Noah Marschner/Richter, Christoph/Patz, Janine/Salheiser, Axel (Hg.). (2024). Contested Climate Justice – Challenged Democracy: International Perspectives. Gesellschaftlicher Zusammenhalt 9. Frankfurt, Campus.

 

Schilk, Felix (2024). Die Erzählgemeinschaft der Neuen Rechten. Zur politischen Soziologie konservativer Krisennarrative

Über die Publikation

Die Erzählgemeinschaft der Neuen Rechten ist eine überarbeitete Fassung der Dissertation des Autors und erschien im August 2024. Der Band ist Open Access erhältlich.

Methode

Schilk hat einen umfangreichen Materialkorpus von 440 Ausgaben dreier zentraler französisch- und deutschsprachiger neurechter Zeitschriften analysiert: die Sezession, der Criticón und der Èlèments. Die Untersuchung des Materials fand mithilfe der Wissenssoziologischen Diskursanalyse (WDA) statt, die nach den Maßgaben der Grounded Theory offen und rekursiv das vorliegende Material kodiert und so Analysekategorien erst synthetisiert und hervorbringt. Zur Verdeutlichung der Analyse verdichtet Schilk im Buch Auszüge aus 43 der analysierten Artikel auf eine 12-seitige Krisennarration. Die Fokussierung auf Frankreich und Deutschland findet statt, da die (deutsche) Neue Rechte sich an der (französischen) Nouvelle Droite orientiert. Deren Intellektuelle sind bis heute auch hier zentrale Stichwortgeber neurechter Gruppen.

Zentrale Befunde

Nach Schilk bedient sich die Neue Rechte stets der drei gleichen konservativen Krisennarrative: Entzweiung, Dekadenz und Apokalypse. Er unterzieht diese Narrative einer Tiefenanalyse und stellt ihre Verwendung in prototypischen Storylines sowie ihre Funktionen dar. Außerdem lassen sich die Narrative positiv und negativ wenden: So kann etwa das Narrativ der Apokalypse negativ/bewahrend oder positiv/revolutionär genutzt werden. Auch die narrativen Anschlüsse, die Schilk darstellt, sind vielfältig: So können etwa esoterische Erzählungen von einem holistischen Weltbild problemlos an eine Entzweiungserzählung anknüpfen, bekannte antisemitische weltverschwörerische Narrative unmittelbar an Krisennarrative der Apokalypse. Das Buch kann für Interessierte auch als schnelles Nachschlagewerk für die Geschichte des Konservatismus und die Geschichte der Neuen Rechten dienen.
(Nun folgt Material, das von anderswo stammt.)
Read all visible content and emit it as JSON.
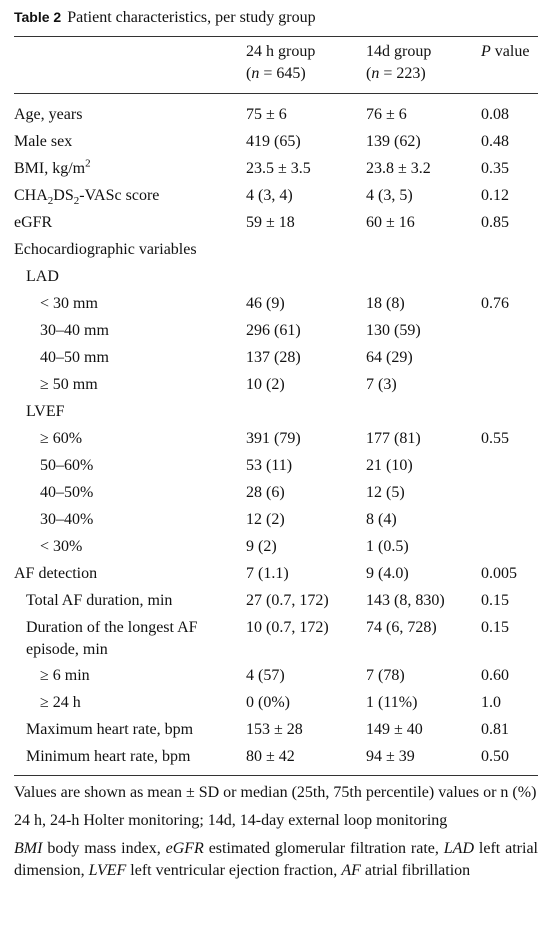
{
  "caption": {
    "label": "Table 2",
    "text": "Patient characteristics, per study group"
  },
  "columns": [
    {
      "name": "24 h group",
      "n": [
        "(",
        {
          "i": "n"
        },
        " = 645)"
      ]
    },
    {
      "name": "14d group",
      "n": [
        "(",
        {
          "i": "n"
        },
        " = 223)"
      ]
    },
    {
      "name": [
        {
          "i": "P"
        },
        " value"
      ]
    }
  ],
  "rows": [
    {
      "label": "Age, years",
      "level": 0,
      "cells": [
        "75 ± 6",
        "76 ± 6",
        "0.08"
      ]
    },
    {
      "label": "Male sex",
      "level": 0,
      "cells": [
        "419 (65)",
        "139 (62)",
        "0.48"
      ]
    },
    {
      "label": [
        "BMI, kg/m",
        {
          "sup": "2"
        }
      ],
      "level": 0,
      "cells": [
        "23.5 ± 3.5",
        "23.8 ± 3.2",
        "0.35"
      ]
    },
    {
      "label": [
        "CHA",
        {
          "sub": "2"
        },
        "DS",
        {
          "sub": "2"
        },
        "-VASc score"
      ],
      "level": 0,
      "cells": [
        "4 (3, 4)",
        "4 (3, 5)",
        "0.12"
      ]
    },
    {
      "label": "eGFR",
      "level": 0,
      "cells": [
        "59 ± 18",
        "60 ± 16",
        "0.85"
      ]
    },
    {
      "label": "Echocardiographic variables",
      "level": 0
    },
    {
      "label": "LAD",
      "level": 1
    },
    {
      "label": "< 30 mm",
      "level": 2,
      "cells": [
        "46 (9)",
        "18 (8)",
        "0.76"
      ]
    },
    {
      "label": "30–40 mm",
      "level": 2,
      "cells": [
        "296 (61)",
        "130 (59)",
        null
      ]
    },
    {
      "label": "40–50 mm",
      "level": 2,
      "cells": [
        "137 (28)",
        "64 (29)",
        null
      ]
    },
    {
      "label": "≥ 50 mm",
      "level": 2,
      "cells": [
        "10 (2)",
        "7 (3)",
        null
      ]
    },
    {
      "label": "LVEF",
      "level": 1
    },
    {
      "label": "≥ 60%",
      "level": 2,
      "cells": [
        "391 (79)",
        "177 (81)",
        "0.55"
      ]
    },
    {
      "label": "50–60%",
      "level": 2,
      "cells": [
        "53 (11)",
        "21 (10)",
        null
      ]
    },
    {
      "label": "40–50%",
      "level": 2,
      "cells": [
        "28 (6)",
        "12 (5)",
        null
      ]
    },
    {
      "label": "30–40%",
      "level": 2,
      "cells": [
        "12 (2)",
        "8 (4)",
        null
      ]
    },
    {
      "label": "< 30%",
      "level": 2,
      "cells": [
        "9 (2)",
        "1 (0.5)",
        null
      ]
    },
    {
      "label": "AF detection",
      "level": 0,
      "cells": [
        "7 (1.1)",
        "9 (4.0)",
        "0.005"
      ]
    },
    {
      "label": "Total AF duration, min",
      "level": 1,
      "cells": [
        "27 (0.7, 172)",
        "143 (8, 830)",
        "0.15"
      ]
    },
    {
      "label": "Duration of the longest AF episode, min",
      "level": 1,
      "cells": [
        "10 (0.7, 172)",
        "74 (6, 728)",
        "0.15"
      ]
    },
    {
      "label": "≥ 6 min",
      "level": 2,
      "cells": [
        "4 (57)",
        "7 (78)",
        "0.60"
      ]
    },
    {
      "label": "≥ 24 h",
      "level": 2,
      "cells": [
        "0 (0%)",
        "1 (11%)",
        "1.0"
      ]
    },
    {
      "label": "Maximum heart rate, bpm",
      "level": 1,
      "cells": [
        "153 ± 28",
        "149 ± 40",
        "0.81"
      ]
    },
    {
      "label": "Minimum heart rate, bpm",
      "level": 1,
      "cells": [
        "80 ± 42",
        "94 ± 39",
        "0.50"
      ]
    }
  ],
  "footnotes": [
    [
      "Values are shown as mean ± SD or median (25th, 75th percentile) values or n (%)"
    ],
    [
      "24 h, 24-h Holter monitoring; 14d, 14-day external loop monitoring"
    ],
    [
      {
        "i": "BMI"
      },
      " body mass index, ",
      {
        "i": "eGFR"
      },
      " estimated glomerular filtration rate, ",
      {
        "i": "LAD"
      },
      " left atrial dimension, ",
      {
        "i": "LVEF"
      },
      " left ventricular ejection fraction, ",
      {
        "i": "AF"
      },
      " atrial fibrillation"
    ]
  ]
}
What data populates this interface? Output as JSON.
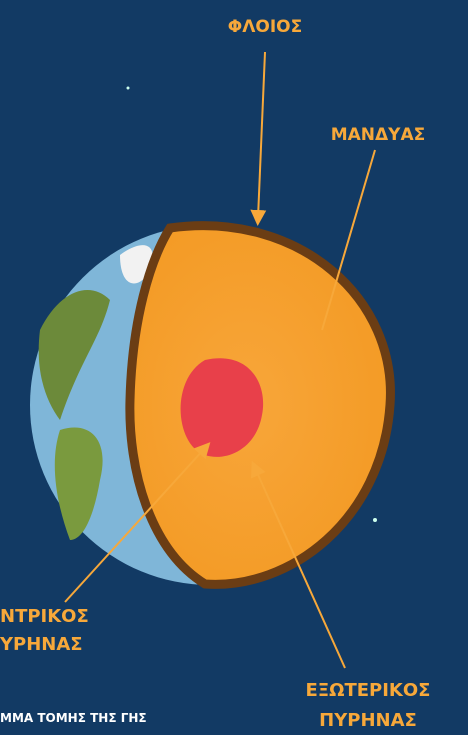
{
  "labels": {
    "crust": "ΦΛΟΙΟΣ",
    "mantle": "ΜΑΝΔΥΑΣ",
    "inner_core": [
      "ΝΤΡΙΚΟΣ",
      "ΥΡΗΝΑΣ"
    ],
    "outer_core": [
      "ΕΞΩΤΕΡΙΚΟΣ",
      "ΠΥΡΗΝΑΣ"
    ],
    "caption": "ΜΜΑ ΤΟΜΗΣ ΤΗΣ ΓΗΣ"
  }
}
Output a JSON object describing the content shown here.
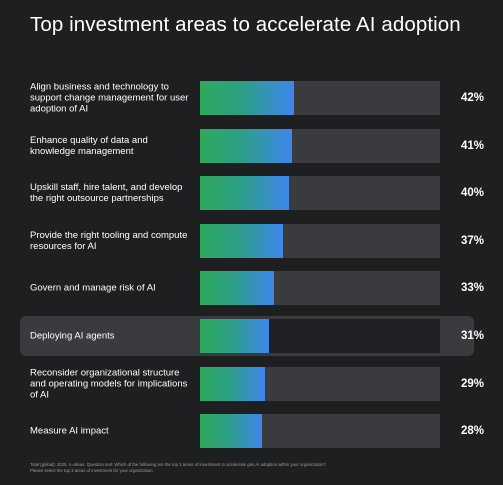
{
  "title": "Top investment areas to accelerate AI adoption",
  "chart_data": {
    "type": "bar",
    "orientation": "horizontal",
    "title": "Top investment areas to accelerate AI adoption",
    "xlim": [
      0,
      100
    ],
    "value_suffix": "%",
    "highlighted_category": "Deploying AI agents",
    "categories": [
      "Align business and technology to support change management for user adoption of AI",
      "Enhance quality of data and knowledge management",
      "Upskill staff, hire talent, and develop the right outsource partnerships",
      "Provide the right tooling and compute resources for AI",
      "Govern and manage risk of AI",
      "Deploying AI agents",
      "Reconsider organizational structure and operating models for implications of AI",
      "Measure AI impact"
    ],
    "values": [
      42,
      41,
      40,
      37,
      33,
      31,
      29,
      28
    ],
    "value_labels": [
      "42%",
      "41%",
      "40%",
      "37%",
      "33%",
      "31%",
      "29%",
      "28%"
    ],
    "colors": {
      "gradient_start": "#2fa85c",
      "gradient_end": "#3f86ee",
      "track": "#3a3b3e",
      "highlight_bg": "#3a3b3e"
    }
  },
  "footnote": {
    "line1": "Total (global): 2025. n=Ideas. Question text: Which of the following are the top 3 areas of investment to accelerate gen AI adoption within your organization?",
    "line2": "Please select the top 3 areas of investment for your organization."
  }
}
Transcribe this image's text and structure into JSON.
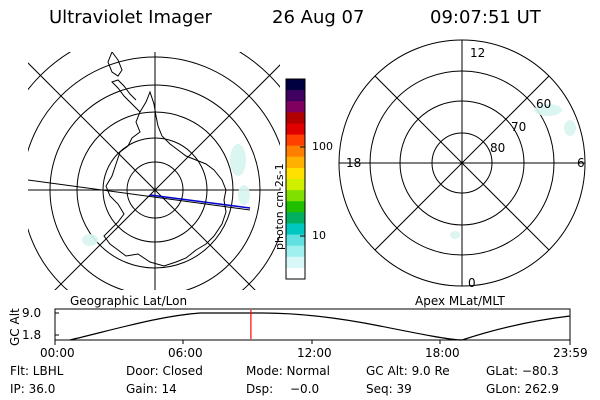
{
  "header": {
    "title": "Ultraviolet Imager",
    "date": "26 Aug 07",
    "time": "09:07:51 UT"
  },
  "left_panel": {
    "label": "Geographic Lat/Lon"
  },
  "right_panel": {
    "label": "Apex MLat/MLT",
    "mlt_labels": {
      "top": "12",
      "left": "18",
      "right": "6",
      "bottom": "0"
    },
    "lat_labels": [
      "60",
      "70",
      "80"
    ]
  },
  "colorbar": {
    "unit_label": "photon cm-2s-1",
    "ticks": [
      "100",
      "10"
    ],
    "colors": [
      "#000040",
      "#400060",
      "#800060",
      "#b00000",
      "#e00000",
      "#ff4000",
      "#ff8000",
      "#ffb000",
      "#ffe000",
      "#d0f000",
      "#80e000",
      "#20c000",
      "#00b060",
      "#00c8c0",
      "#60e0e0",
      "#a0f0f0",
      "#d8f8f8",
      "#ffffff"
    ]
  },
  "altitude_plot": {
    "ylabel": "GC Alt",
    "yticks": [
      "9.0",
      "1.8"
    ],
    "xticks": [
      "00:00",
      "06:00",
      "12:00",
      "18:00",
      "23:59"
    ],
    "marker_hour": 9.13,
    "marker_color": "#ff0000"
  },
  "info": {
    "row1": [
      "Flt: LBHL",
      "Door: Closed",
      "Mode: Normal",
      "GC Alt: 9.0 Re",
      "GLat: −80.3"
    ],
    "row2": [
      "IP: 36.0",
      "Gain: 14",
      "Dsp:",
      "−0.0",
      "Seq: 39",
      "GLon: 262.9"
    ]
  }
}
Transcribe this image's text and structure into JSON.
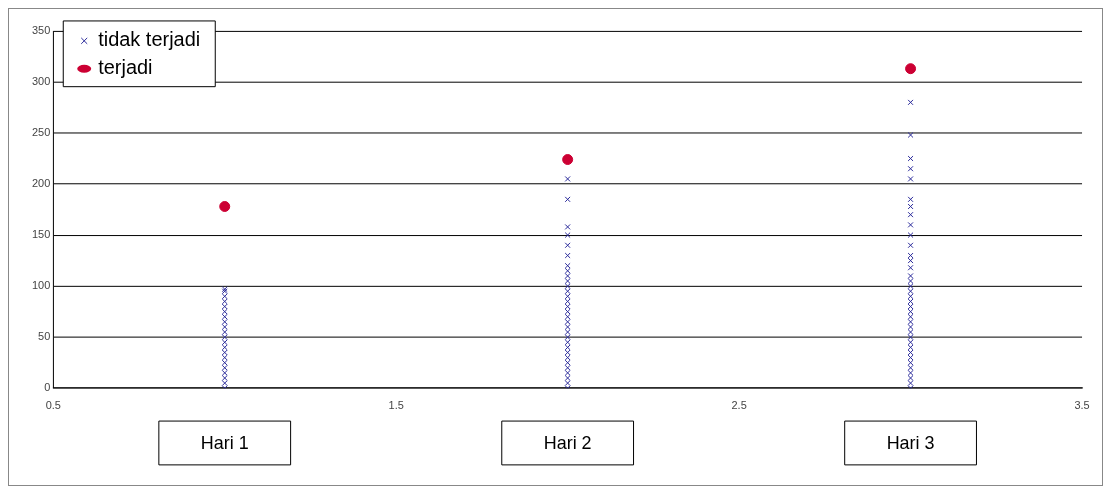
{
  "chart_data": {
    "type": "scatter",
    "xlim": [
      0.5,
      3.5
    ],
    "xticks": [
      0.5,
      1.5,
      2.5,
      3.5
    ],
    "ylim": [
      0,
      350
    ],
    "yticks": [
      0,
      50,
      100,
      150,
      200,
      250,
      300,
      350
    ],
    "grid": "y",
    "legend": "top left",
    "annotations": [
      "Hari 1",
      "Hari 2",
      "Hari 3"
    ],
    "series": [
      {
        "name": "tidak terjadi",
        "color": "#2b2b9b",
        "marker": "cross",
        "x": [
          1,
          1,
          1,
          1,
          1,
          1,
          1,
          1,
          1,
          1,
          1,
          1,
          1,
          1,
          1,
          1,
          1,
          1,
          1,
          1,
          1,
          2,
          2,
          2,
          2,
          2,
          2,
          2,
          2,
          2,
          2,
          2,
          2,
          2,
          2,
          2,
          2,
          2,
          2,
          2,
          2,
          2,
          2,
          2,
          2,
          2,
          2,
          2,
          2,
          2,
          2,
          2,
          3,
          3,
          3,
          3,
          3,
          3,
          3,
          3,
          3,
          3,
          3,
          3,
          3,
          3,
          3,
          3,
          3,
          3,
          3,
          3,
          3,
          3,
          3,
          3,
          3,
          3,
          3,
          3,
          3,
          3,
          3,
          3,
          3,
          3,
          3,
          3,
          3
        ],
        "values": [
          0,
          5,
          10,
          15,
          20,
          25,
          30,
          35,
          40,
          45,
          50,
          55,
          60,
          65,
          70,
          75,
          80,
          85,
          90,
          95,
          97,
          0,
          5,
          10,
          15,
          20,
          25,
          30,
          35,
          40,
          45,
          50,
          55,
          60,
          65,
          70,
          75,
          80,
          85,
          90,
          95,
          100,
          105,
          110,
          115,
          120,
          130,
          140,
          150,
          158,
          185,
          205,
          0,
          5,
          10,
          15,
          20,
          25,
          30,
          35,
          40,
          45,
          50,
          55,
          60,
          65,
          70,
          75,
          80,
          85,
          90,
          95,
          100,
          105,
          110,
          118,
          125,
          130,
          140,
          150,
          160,
          170,
          178,
          185,
          205,
          215,
          225,
          248,
          280
        ]
      },
      {
        "name": "terjadi",
        "color": "#cc0033",
        "marker": "circle",
        "x": [
          1,
          2,
          3
        ],
        "values": [
          178,
          224,
          313
        ]
      }
    ]
  }
}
Die vollständige Publikation finden Sie hier:

https://www.transcript-verlag.de/978-3-8376-7471-2/die-erzaehlgemeinschaft-der-neuen-rechten/?number=978-3-8394-7471-6&c=313000000

Quelle

Schilk, Felix (2024). Die Erzählgemeinschaft der Neuen Rechten. Zur Soziologie konservativer Krisennarrative. Bielefeld, transcript.